Relevant information could be:
- number of authors or commits
- merge requests
- programming languages used
- CI usage
- …
The output corpus is in the JSON-format, as it is widely used and because of its compatibility with neo4j.
- Git client >= 2.1.0
- Python >= 3.12 with pip and venv
- Optionally, a modern package manager (
uv
(recommended),poetry
, or similar)
If you use uv
, all you need to do is clone this repository and run the corpus
command:
git clone <URL of this Git repository> corpus
cd corpus
uv run corpus
Otherwise, you need to install the dependencies and package first:
git clone <URL of this Git repository> corpus
cd corpus
python -m venv .venv # Create a virtual environment
source .venv/bin/activate # Activate the environment
pip install . # Install dependencies declared in pyproject.toml
corpus # Run the corpus CLI, should display a help message
- Create a configuration file in
resources/gitlab.cfg
with information about the GitLab instance you want to run this tool on:
[global]
# Sets the default GitLab instance
default = gitlab-1
# Whether SSL certificates should be validated.

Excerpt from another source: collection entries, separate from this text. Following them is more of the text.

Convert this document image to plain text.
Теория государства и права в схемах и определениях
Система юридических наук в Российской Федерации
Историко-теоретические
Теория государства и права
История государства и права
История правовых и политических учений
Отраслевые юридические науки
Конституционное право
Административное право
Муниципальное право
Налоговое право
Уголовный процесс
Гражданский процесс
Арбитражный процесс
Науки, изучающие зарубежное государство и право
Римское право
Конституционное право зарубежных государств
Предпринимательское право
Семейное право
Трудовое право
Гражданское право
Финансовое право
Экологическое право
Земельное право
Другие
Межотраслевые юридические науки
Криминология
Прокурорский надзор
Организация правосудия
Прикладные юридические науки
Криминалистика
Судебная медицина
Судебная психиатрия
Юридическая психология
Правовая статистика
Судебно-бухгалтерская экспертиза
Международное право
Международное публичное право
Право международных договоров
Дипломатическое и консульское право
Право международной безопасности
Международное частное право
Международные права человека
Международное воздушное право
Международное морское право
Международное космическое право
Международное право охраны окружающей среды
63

# If the value is a string, it is the path to a CA file used for certificate validation.
ssl_verify = true
# Timeout for API requests
timeout = 15
# A GitLab instance
[gitlab-1]
# The instance's base URL
url = https://gitlab.example.com
# A user private token to authenticate with the GitLab API,
# needs at least `read_api` privileges!
private_token = 123abc
# The version of the GitLab API to use (the python-gitlab package supports '4' only)
api_version = 4
- Run the corpus tool:
Usage: corpus [OPTIONS] COMMAND [ARGS]...
Entry point to the corpus cli.
Options:
-g, --gl-config TEXT Path to the GitLab config file [default: resources/gitlab.cfg]
-n, --neo4j-config TEXT Path to the Neo4J config file [default: resources/neo4j.cfg]
-s, --source TEXT Name of the GitLab instance, you want to analyze, if not the default value of your configuration
-v, --verbose BOOLEAN Prints more output during execution
--help Show this message and exit.
Commands:
build Run the pipeline extract -> filter -> export in one command.
export Export a previously extracted (and maybe filtered) corpus to...
extract Extract projects from the specified GitLab instance and write...
filter Apply filters on a previously extracted corpus.
The documentation is available in the docs directory.